Stages of the Conveyancing Process
Checking your contract for sale
You need to be happy with your contract for sale before you proceed with your conveyance. “The contract for sale” is the legal document that describes the property, including the purchase price, details of the seller, buyer, real estate agent and conditions to the transaction. The contract will also contain special conditions, warranties and implied terms, which your solicitor will explain to you and ensure you understand and are satisfied with them. Various papers and certificates also need to be attached to the contract including:
- A title search from the NSW Land Registry Service, which provides proof of ownership
- A local council planning certificate
- A plan showing sewer lines from Sydney Water or a local authority
- Copies of other documents showing any restrictions to the use of land
- Building and pest inspection reports
- A survey to ensure measurements of the property are the same as the title and if there are any encroachments.
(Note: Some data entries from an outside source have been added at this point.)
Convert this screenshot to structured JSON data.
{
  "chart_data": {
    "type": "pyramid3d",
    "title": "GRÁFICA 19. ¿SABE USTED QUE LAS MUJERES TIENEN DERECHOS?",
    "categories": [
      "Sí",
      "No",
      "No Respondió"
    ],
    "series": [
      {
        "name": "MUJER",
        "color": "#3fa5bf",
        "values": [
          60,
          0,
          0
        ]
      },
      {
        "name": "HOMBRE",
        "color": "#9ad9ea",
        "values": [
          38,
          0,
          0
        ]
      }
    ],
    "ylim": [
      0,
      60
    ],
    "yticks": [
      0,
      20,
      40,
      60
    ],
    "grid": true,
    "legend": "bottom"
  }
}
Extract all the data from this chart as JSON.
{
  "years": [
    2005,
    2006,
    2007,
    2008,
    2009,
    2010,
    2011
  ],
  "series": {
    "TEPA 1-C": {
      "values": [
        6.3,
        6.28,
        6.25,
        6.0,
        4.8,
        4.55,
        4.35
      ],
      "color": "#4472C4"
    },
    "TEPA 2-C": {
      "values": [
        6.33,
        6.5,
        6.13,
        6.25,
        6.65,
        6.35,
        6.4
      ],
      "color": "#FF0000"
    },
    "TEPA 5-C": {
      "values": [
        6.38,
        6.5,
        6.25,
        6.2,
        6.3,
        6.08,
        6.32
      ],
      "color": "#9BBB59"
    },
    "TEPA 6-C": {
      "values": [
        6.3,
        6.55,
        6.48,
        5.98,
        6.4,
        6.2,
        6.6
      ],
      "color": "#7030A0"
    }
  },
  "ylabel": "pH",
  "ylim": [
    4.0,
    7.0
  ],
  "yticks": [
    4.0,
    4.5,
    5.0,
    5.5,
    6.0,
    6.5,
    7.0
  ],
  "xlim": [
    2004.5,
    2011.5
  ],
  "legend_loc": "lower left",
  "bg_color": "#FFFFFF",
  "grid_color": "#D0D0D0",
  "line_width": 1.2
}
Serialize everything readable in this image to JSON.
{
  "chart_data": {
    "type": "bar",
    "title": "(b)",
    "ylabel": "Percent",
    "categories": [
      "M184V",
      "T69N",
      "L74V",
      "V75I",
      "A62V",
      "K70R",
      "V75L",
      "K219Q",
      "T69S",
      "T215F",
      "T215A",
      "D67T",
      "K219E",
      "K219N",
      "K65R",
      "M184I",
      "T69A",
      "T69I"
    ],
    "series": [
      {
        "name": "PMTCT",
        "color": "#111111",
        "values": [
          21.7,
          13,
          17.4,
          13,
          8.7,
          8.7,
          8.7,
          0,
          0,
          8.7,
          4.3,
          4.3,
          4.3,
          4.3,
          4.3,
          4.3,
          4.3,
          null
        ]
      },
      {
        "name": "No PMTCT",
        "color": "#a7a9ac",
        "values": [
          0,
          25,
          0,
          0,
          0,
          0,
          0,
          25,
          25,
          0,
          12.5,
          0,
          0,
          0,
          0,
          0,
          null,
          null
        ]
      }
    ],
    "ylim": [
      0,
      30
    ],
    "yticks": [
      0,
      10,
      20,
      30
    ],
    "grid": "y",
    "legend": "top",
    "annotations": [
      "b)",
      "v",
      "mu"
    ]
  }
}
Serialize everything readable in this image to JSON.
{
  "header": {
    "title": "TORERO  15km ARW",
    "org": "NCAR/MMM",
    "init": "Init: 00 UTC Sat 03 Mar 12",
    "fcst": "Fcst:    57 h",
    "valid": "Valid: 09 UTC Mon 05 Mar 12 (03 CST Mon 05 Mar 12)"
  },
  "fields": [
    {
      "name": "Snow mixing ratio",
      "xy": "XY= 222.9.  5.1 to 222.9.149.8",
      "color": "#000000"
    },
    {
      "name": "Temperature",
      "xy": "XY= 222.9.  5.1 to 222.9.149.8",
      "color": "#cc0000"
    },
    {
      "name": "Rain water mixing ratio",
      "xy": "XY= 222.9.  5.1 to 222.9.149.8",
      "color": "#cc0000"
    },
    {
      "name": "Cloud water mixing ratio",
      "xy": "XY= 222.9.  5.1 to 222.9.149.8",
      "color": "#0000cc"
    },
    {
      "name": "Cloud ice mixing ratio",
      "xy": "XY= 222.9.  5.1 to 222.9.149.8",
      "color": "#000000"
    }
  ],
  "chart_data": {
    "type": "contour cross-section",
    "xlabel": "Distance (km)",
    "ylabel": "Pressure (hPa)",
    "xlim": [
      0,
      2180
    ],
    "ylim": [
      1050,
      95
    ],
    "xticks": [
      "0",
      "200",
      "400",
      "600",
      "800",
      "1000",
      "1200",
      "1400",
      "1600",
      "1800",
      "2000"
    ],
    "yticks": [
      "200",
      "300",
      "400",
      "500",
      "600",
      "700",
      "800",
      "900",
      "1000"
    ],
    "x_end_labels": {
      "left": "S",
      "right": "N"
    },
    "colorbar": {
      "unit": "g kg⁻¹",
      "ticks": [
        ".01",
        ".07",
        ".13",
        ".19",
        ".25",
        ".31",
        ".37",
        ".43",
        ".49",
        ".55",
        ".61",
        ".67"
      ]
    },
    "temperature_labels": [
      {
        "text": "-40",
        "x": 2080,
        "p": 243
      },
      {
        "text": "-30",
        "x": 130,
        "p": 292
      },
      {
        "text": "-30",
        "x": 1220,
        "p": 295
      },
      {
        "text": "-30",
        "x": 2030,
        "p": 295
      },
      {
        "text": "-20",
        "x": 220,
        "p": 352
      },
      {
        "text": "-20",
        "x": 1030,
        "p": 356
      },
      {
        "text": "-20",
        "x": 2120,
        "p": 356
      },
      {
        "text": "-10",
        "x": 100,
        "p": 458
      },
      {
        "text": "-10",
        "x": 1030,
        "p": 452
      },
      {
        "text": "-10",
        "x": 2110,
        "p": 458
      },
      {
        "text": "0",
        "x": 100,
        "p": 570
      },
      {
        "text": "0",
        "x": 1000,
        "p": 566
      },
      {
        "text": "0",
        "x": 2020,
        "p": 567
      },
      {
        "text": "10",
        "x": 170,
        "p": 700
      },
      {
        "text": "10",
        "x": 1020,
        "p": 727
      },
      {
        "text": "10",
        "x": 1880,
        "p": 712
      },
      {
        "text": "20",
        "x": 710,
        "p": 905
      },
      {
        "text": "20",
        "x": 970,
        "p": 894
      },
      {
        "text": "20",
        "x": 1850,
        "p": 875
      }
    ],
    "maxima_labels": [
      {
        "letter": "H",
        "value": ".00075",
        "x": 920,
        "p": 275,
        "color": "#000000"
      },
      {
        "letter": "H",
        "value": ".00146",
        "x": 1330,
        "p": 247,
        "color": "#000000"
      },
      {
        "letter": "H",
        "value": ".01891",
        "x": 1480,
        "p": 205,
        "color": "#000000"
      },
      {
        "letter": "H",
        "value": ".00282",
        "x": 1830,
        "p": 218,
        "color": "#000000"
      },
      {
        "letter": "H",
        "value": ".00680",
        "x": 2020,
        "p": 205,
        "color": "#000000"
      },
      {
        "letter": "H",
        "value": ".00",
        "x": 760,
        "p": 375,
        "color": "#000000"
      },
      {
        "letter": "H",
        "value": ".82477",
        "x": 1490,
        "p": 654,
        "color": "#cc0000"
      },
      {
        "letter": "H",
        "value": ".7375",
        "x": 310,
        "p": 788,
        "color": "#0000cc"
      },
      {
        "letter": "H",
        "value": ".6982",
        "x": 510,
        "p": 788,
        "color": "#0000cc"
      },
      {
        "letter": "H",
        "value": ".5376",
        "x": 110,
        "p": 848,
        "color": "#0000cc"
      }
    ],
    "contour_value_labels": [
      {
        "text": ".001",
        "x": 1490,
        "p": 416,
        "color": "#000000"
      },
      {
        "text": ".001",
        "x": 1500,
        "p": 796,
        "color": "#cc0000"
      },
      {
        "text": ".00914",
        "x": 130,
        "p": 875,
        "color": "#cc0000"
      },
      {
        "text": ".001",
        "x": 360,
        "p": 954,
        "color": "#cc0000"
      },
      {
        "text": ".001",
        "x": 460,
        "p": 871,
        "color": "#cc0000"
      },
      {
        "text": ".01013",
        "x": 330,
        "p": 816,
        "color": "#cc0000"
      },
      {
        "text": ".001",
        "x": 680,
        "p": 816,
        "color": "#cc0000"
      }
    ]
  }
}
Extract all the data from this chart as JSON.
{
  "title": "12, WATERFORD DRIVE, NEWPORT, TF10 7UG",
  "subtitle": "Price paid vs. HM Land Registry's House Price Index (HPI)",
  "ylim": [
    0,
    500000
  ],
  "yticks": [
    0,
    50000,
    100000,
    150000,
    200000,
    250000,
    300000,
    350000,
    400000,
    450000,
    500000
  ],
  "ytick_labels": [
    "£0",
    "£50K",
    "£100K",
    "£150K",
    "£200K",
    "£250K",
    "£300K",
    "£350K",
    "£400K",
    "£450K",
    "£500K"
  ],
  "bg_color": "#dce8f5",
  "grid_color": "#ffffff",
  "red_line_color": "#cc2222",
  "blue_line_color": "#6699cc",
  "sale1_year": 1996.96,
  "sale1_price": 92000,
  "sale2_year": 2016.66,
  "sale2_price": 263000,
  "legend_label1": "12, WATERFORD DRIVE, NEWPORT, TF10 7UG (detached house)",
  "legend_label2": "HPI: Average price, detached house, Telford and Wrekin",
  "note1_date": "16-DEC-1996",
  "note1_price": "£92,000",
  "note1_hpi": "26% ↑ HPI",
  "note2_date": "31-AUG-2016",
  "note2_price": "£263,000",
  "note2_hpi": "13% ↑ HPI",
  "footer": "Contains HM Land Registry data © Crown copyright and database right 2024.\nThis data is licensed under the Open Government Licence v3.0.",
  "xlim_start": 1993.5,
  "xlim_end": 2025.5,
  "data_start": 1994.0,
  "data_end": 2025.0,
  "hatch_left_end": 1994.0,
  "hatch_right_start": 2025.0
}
- A strata inspection report if the property is part of a strata scheme, such as units or townhouses.
The contract needs to be agreed in detail before proceeding to the next step.
This is the exciting part where the vendor and purchaser check, sign, date and swap signed contracts. The balance of the deposit money is paid, typically to the real estate agent's trust account.
Preparations before settlement
“Settlement” is the culmination of the conveyancing process where solicitors for the vendor (selling party) and purchaser (buying party) meet in a PEXA space with their respective bank representatives to exchange legal deeds, pay the balance of the purchase price and complete other payments such as stamp duties.
Before this takes place however, a number of steps need to be completed, including:
- Requisitions on title, which is asking the vendor about the property
- Arranging payment of taxes such as stamp duties and land tax
- Preparing and examining any mortgage agreements, if you need a home loan
- Checking whether any government authorities have an interest in the land or if there are any planned developments which could affect the property
- Final Inspection and finding out any information that may have not been previously disclosed such as fence disputes or illegal building work
- Calculating adjustments for council and water rates
You are now ready for the big day! Everyone now gets together electronically to make the final exchange of title and payments to complete the conveyance. If everything has been done properly, the settlement itself will be a smooth and quick transaction.
After completing your conveyance, you don't need to lodge your legal documents with NSW Land Registry Service to formally register the change of ownership of the property, this is all done as part of the settlement.
A purchaser's solicitor needs to inform the owner’s corporation if a unit has been purchased.
Costs to Consider
Apart from legal fees, there are quite a number of costs in a conveyance such as property insurance, taxes and stamp duties. You will be in a much more comfortable position to get the most out of your conveyancing experience if you have a realistic idea of how much it will all cost. Speak to us at Luchetti & Co and we will discuss these costs and fees involved in your conveyance.
The Conveyancing Network
Apart from your solicitor, there is a large body of people, organisations and government departments involved with the conveyancing process, including:
- Pest and building inspectors
- Sydney Water
- The Land and Property Information (NSW)
- The Office of State Revenue
- Local Council
- The Roads and Traffic Authority
- Financial representative where there is a mortgage involved
- Insurance company
Conveyance with Confidence!
Conveyancing may seem to be a rather clerical, time consuming and even impersonal process. However, with Luchetti & Co. to guide you every step of the way, we can enure your conveyance is a rewarding experience. Remember the better informed you are, the more you can conveyance with confidence.